Özgür Gürbüz-BirGün/26 Ekim 2014
Görüşmeyeli
uzun zaman oldu. Umarım keyfin yerindedir. Bizim buralar bildiğin gibi.
Bildiğin gibi diyorum çünkü buradakileri sık sık aradığını basından okuyup
öğreniyoruz. Olan bitenden haberin vardır. Telefon açıp, düşüncelerini
paylaşıyor, tavsiyelerde bulunuyormuşsun. Gördüğümüz, duyduğumuz kadarıyla işe
de yarıyor bu aramaların. Bazen keskin
dönüşlere neden olsa da, bizde bir dediğini iki etmiyorlar izlenimi oluştu.
Sana yazma nedenim de bu. Rica etsem birkaç konuda bizimkilere bazı
hatırlatmalarda bulunur musun? Biz de söylüyoruz ama biliyorsun, buralıyız, halkız,
birçoğumuz da çapulcu. Bizleri pek sevmiyorlar anlayacağın. Paramız, pulumuz da
yok ki sevdirelim, derneğe, cemaate bağış yapalım. Bir tek aklımız var ama onu
da istemiyorlar. Halbuki ücretsiz verecektik. Uzun süre taşıyınca bu ülkede
akıl da başa bela, o yüzden kiralamayı bile önerdik ama nafile…
Sözü
uzatmayayım. Önce ivedilikle halledilmesi gereken bir mesele var.

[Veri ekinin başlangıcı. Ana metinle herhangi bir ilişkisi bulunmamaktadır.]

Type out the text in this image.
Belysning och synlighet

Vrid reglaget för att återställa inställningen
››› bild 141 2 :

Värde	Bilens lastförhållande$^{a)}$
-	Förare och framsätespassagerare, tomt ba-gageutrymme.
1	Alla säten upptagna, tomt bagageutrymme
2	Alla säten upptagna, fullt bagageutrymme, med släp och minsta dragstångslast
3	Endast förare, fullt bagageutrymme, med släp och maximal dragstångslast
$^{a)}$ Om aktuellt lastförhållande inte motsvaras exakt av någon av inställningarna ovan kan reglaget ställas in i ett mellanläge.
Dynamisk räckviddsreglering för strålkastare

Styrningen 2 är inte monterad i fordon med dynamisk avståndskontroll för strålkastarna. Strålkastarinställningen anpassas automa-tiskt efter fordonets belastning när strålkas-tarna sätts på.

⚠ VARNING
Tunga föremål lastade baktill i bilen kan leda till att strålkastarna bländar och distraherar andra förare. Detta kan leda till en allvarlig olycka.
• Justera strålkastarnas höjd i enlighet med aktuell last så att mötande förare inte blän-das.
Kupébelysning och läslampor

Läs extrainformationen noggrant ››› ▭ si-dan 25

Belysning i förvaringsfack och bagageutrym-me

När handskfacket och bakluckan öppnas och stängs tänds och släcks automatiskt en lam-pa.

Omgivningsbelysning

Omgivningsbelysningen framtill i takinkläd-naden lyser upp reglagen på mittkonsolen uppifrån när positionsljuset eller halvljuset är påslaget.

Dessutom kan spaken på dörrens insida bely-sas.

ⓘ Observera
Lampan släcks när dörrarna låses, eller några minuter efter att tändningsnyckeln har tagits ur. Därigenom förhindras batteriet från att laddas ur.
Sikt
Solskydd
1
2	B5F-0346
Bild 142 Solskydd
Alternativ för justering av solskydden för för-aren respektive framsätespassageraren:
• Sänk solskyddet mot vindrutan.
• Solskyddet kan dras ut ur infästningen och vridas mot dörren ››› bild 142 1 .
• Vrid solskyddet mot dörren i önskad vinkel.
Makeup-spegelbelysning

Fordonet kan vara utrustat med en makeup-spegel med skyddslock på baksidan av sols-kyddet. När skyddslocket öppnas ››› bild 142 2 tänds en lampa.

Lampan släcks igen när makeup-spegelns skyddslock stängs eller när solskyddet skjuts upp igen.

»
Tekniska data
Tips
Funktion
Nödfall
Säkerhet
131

Üsküdar’daki Validebağ Korusu’nda ağaçlar
kesiliyor, toprak betona hapsediliyor. Bu seferki bahane de cami.
“Mahalleli yeterince camimiz var, bize yeşil alan lazım” dese de dinletemiyor. Cami
isteyen kim o da belli değil. Daha iki gün önce oradaydım. Zabıtaların avukat
ve eylemcileri dövdüğü yere gittim. Yol boyunca karşıma adım başı cami çıktı.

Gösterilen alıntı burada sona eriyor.